Esses achados incluíram genes relacionados ao estresse e ao funcionamento cerebral. Quando examinaram a relação entre as alterações no cérebro e as proteínas no sangue em mais de 50.000 participantes do UK Biobank, encontraram correlações significativas e semelhanças entre os marcadores cerebrais e sanguíneos. 


O mapeamento dos resultados de estudos de associação genômica ampla (GWAS) para TEPT e TDM mostrou uma sobreposição limitada entre o risco genético e os processos de doença, tanto nos níveis de gene quanto de via. 

Dissecação de biologia de sistemas de TEPT e TDM. A interação entre suscetibilidade genética e exposição ao estresse, ocorrendo tanto no início quanto no final da vida, contribui para a patogênese de transtornos relacionados ao estresse e sua progressão após o diagnóstico até a morte. Essa abordagem de sistemas integrativos combina análises multirregionais e multiômicas com transcriptômica de núcleo único, proteômica de plasma sanguíneo e mapeamento fino baseado em GWAS para fornecer insights mais profundos sobre mecanismos moleculares associados ao risco e aqueles envolvidos no processo da doença.

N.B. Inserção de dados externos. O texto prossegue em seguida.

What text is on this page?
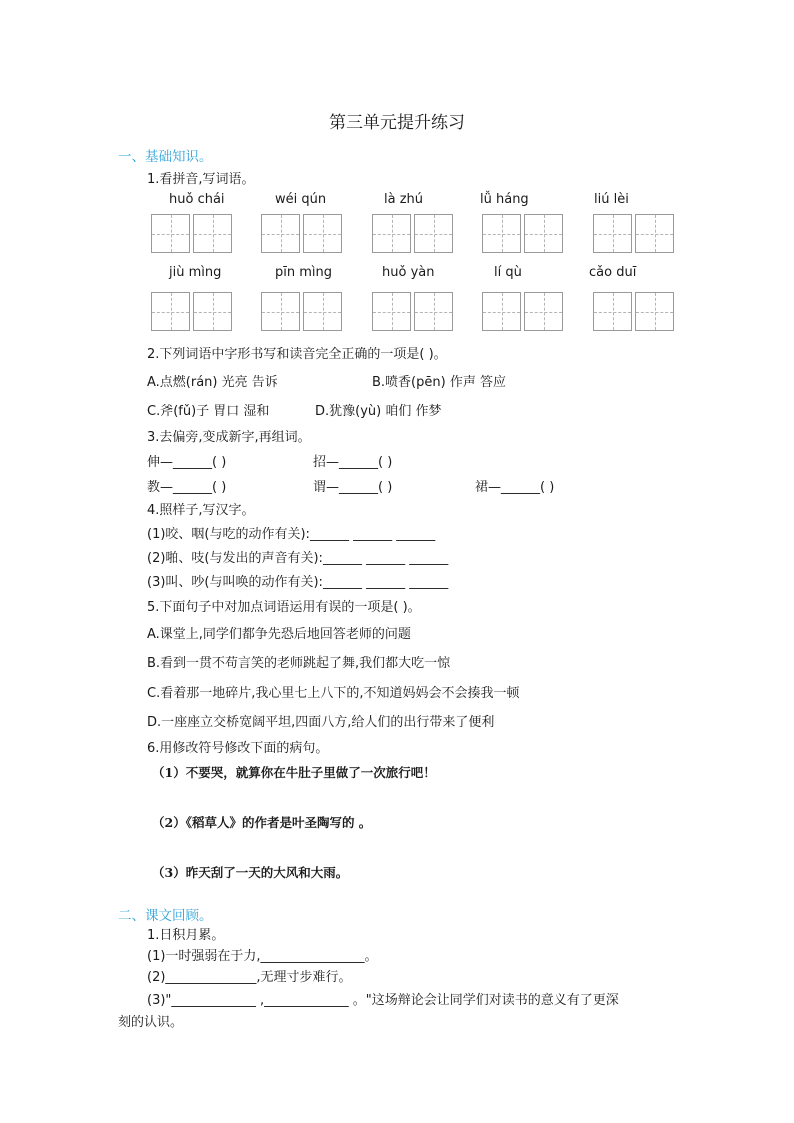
第三单元提升练习
一、基础知识。
1.看拼音,写词语。
huǒ chái	wéi qún	là zhú	lǚ háng	liú lèi
jiù mìng	pīn mìng	huǒ yàn	lí qù	cǎo duī
2.下列词语中字形书写和读音完全正确的一项是( )。
A.点燃(rán) 光亮 告诉	B.喷香(pēn) 作声 答应
C.斧(fǔ)子 胃口 湿和	D.犹豫(yù) 咱们 作梦
3.去偏旁,变成新字,再组词。
伸—______( )	招—______( )
教—______( )	谓—______( )	裙—______( )
4.照样子,写汉字。
(1)咬、咽(与吃的动作有关):______ ______ ______
(2)啪、吱(与发出的声音有关):______ ______ ______
(3)叫、吵(与叫唤的动作有关):______ ______ ______
5.下面句子中对加点词语运用有误的一项是( )。
A.课堂上,同学们都争先恐后地回答老师的问题
B.看到一贯不苟言笑的老师跳起了舞,我们都大吃一惊
C.看着那一地碎片,我心里七上八下的,不知道妈妈会不会揍我一顿
D.一座座立交桥宽阔平坦,四面八方,给人们的出行带来了便利
6.用修改符号修改下面的病句。
（1）不要哭，就算你在牛肚子里做了一次旅行吧！
（2）《稻草人》的作者是叶圣陶写的 。
（3）昨天刮了一天的大风和大雨。
二、课文回顾。
1.日积月累。
(1)一时强弱在于力,________________。
(2)______________,无理寸步难行。
(3)"_____________ ,_____________ 。"这场辩论会让同学们对读书的意义有了更深
刻的认识。
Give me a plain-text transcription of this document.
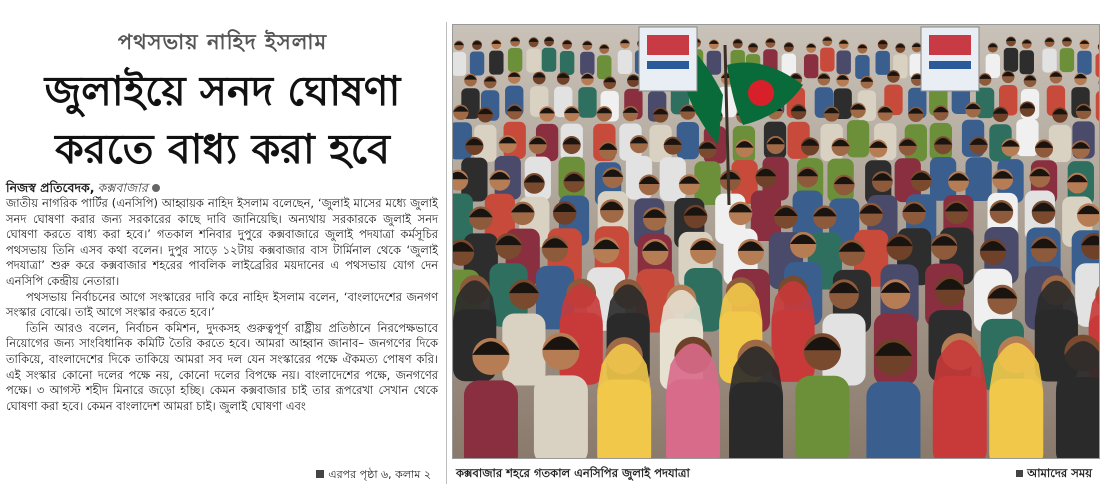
পথসভায় নাহিদ ইসলাম
জুলাইয়ে সনদ ঘোষণা
করতে বাধ্য করা হবে
নিজস্ব প্রতিবেদক, কক্সবাজার

জাতীয় নাগরিক পার্টির (এনসিপি) আহ্বায়ক নাহিদ ইসলাম বলেছেন, ‘জুলাই মাসের মধ্যে জুলাই সনদ ঘোষণা করার জন্য সরকারের কাছে দাবি জানিয়েছি। অন্যথায় সরকারকে জুলাই সনদ ঘোষণা করতে বাধ্য করা হবে।’ গতকাল শনিবার দুপুরে কক্সবাজারে জুলাই পদযাত্রা কর্মসূচির পথসভায় তিনি এসব কথা বলেন। দুপুর সাড়ে ১২টায় কক্সবাজার বাস টার্মিনাল থেকে ‘জুলাই পদযাত্রা’ শুরু করে কক্সবাজার শহরের পাবলিক লাইব্রেরির ময়দানের এ পথসভায় যোগ দেন এনসিপি কেন্দ্রীয় নেতারা।

পথসভায় নির্বাচনের আগে সংস্কারের দাবি করে নাহিদ ইসলাম বলেন, ‘বাংলাদেশের জনগণ সংস্কার বোঝে। তাই আগে সংস্কার করতে হবে।’

তিনি আরও বলেন, নির্বাচন কমিশন, দুদকসহ গুরুত্বপূর্ণ রাষ্ট্রীয় প্রতিষ্ঠানে নিরপেক্ষভাবে নিয়োগের জন্য সাংবিধানিক কমিটি তৈরি করতে হবে। আমরা আহ্বান জানাব– জনগণের দিকে তাকিয়ে, বাংলাদেশের দিকে তাকিয়ে আমরা সব দল যেন সংস্কারের পক্ষে ঐকমত্য পোষণ করি। এই সংস্কার কোনো দলের পক্ষে নয়, কোনো দলের বিপক্ষে নয়। বাংলাদেশের পক্ষে, জনগণের পক্ষে। ৩ আগস্ট শহীদ মিনারে জড়ো হচ্ছি। কেমন কক্সবাজার চাই তার রূপরেখা সেখান থেকে ঘোষণা করা হবে। কেমন বাংলাদেশ আমরা চাই। জুলাই ঘোষণা এবং

এরপর পৃষ্ঠা ৬, কলাম ২ কক্সবাজার শহরে গতকাল এনসিপির জুলাই পদযাত্রা	আমাদের সময়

No final, os pesquisadores priorizaram genes com associações multiômicas e multitraços, aqueles envolvidos em múltiplas camadas biológicas (como DNA, RNA, proteínas) e que influenciam diversos traços ou características em condições de saúde ou doença, muitos dos quais fazem parte de vias ou redes específicas, apresentam potencial como biomarcadores sanguíneos ou estão envolvidos no risco genético para TEPT e TDM. 

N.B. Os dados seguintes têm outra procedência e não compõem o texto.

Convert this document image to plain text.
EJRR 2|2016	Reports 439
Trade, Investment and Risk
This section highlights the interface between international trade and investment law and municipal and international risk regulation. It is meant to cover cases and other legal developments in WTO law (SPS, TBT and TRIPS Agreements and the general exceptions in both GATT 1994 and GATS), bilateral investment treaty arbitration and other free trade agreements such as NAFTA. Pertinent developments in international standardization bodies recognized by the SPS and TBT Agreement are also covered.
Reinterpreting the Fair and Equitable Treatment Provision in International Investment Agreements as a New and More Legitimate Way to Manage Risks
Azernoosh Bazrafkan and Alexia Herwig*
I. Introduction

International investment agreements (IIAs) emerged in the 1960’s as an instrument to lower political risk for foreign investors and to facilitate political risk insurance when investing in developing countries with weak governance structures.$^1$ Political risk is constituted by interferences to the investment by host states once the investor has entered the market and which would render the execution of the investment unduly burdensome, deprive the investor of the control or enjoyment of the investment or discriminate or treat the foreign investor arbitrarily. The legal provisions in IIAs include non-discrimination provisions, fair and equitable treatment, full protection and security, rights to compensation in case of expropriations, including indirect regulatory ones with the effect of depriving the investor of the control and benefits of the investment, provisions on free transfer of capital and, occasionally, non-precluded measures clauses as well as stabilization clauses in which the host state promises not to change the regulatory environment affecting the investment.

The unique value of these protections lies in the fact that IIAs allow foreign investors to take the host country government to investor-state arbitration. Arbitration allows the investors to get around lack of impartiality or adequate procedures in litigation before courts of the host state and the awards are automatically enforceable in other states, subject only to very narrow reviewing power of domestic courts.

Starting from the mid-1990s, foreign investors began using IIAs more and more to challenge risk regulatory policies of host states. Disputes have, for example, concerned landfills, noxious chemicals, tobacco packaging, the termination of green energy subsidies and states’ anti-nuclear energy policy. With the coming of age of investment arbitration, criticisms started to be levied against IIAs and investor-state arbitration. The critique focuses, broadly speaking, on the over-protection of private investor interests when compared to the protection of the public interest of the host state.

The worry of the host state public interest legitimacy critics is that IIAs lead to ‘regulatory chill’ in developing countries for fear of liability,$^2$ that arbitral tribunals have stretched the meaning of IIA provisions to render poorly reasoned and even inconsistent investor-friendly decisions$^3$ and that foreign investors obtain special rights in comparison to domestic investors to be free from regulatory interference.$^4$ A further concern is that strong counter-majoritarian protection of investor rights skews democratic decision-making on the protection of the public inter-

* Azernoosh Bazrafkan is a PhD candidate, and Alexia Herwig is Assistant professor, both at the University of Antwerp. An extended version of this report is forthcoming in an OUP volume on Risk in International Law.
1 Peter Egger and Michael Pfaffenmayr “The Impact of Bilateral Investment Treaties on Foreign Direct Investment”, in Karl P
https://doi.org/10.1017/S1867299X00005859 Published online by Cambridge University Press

Essas descobertas fornecem uma compreensão detalhada das desregulações moleculares compartilhadas e específicas em TEPT e TDM, revelam a participação de tipos celulares específicos e destacam possíveis biomarcadores e alvos terapêuticos.



LEIA MAIS:


Systems biology dissection of PTSD and MDD across brain regions, cell types, and blood

NIKOLAOS P. DASKALAKIS, ARTEMIS IATROU, CHRIS CHATZINAKOS, 

AARTI JAJOO, CLARA SNIJDERS, DENNIS WYLIE, CHRISTOPHER P. DIPIETRO, IOULIA TSATSANI, CHIA-YEN CHEN, AND KERRY J. RESSLER et al.

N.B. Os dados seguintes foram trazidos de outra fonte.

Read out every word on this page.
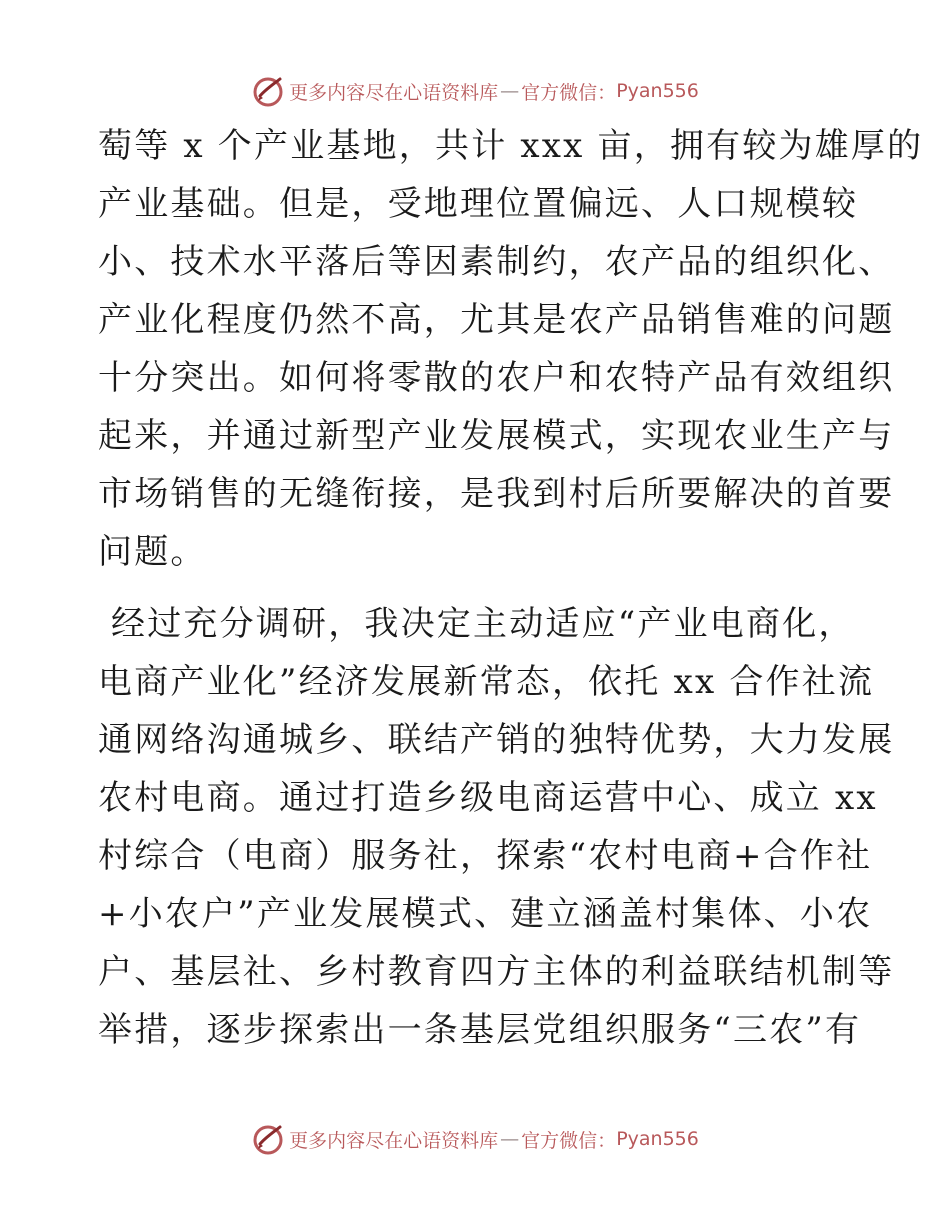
更多内容尽在心语资料库 — 官方微信： Pyan556
萄等 x 个产业基地，共计 xxx 亩，拥有较为雄厚的
产业基础。但是，受地理位置偏远、人口规模较
小、技术水平落后等因素制约，农产品的组织化、
产业化程度仍然不高，尤其是农产品销售难的问题
十分突出。如何将零散的农户和农特产品有效组织
起来，并通过新型产业发展模式，实现农业生产与
市场销售的无缝衔接，是我到村后所要解决的首要
问题。
经过充分调研，我决定主动适应“产业电商化，
电商产业化”经济发展新常态，依托 xx 合作社流
通网络沟通城乡、联结产销的独特优势，大力发展
农村电商。通过打造乡级电商运营中心、成立 xx
村综合（电商）服务社，探索“农村电商+合作社
+小农户”产业发展模式、建立涵盖村集体、小农
户、基层社、乡村教育四方主体的利益联结机制等
举措，逐步探索出一条基层党组织服务“三农”有
更多内容尽在心语资料库 — 官方微信： Pyan556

SCIENCE, 24 May 2024, Vol 384, Issue 6698

DOI: 10.1126/science.adh3707


Abstract:


The molecular pathology of stress-related disorders remains elusive. Our brain multiregion, multiomic study of posttraumatic stress disorder (PTSD) and major depressive disorder (MDD) included the central nucleus of the amygdala, hippocampal dentate gyrus, and medial prefrontal cortex (mPFC). Genes and exons within the mPFC carried most disease signals replicated across two independent cohorts. Pathways pointed to immune function, neuronal and synaptic regulation, and stress hormones. Multiomic factor and gene network analyses provided the underlying genomic structure. Single nucleus RNA sequencing in dorsolateral PFC revealed dysregulated (stress-related) signals in neuronal and non-neuronal cell types. Analyses of brain-blood intersections in >50,000 UK Biobank participants were conducted along with fine-mapping of the results of PTSD and MDD genome-wide association studies to distinguish risk from disease processes. Our data suggest shared and distinct molecular pathology in both disorders and propose potential therapeutic targets and biomarkers.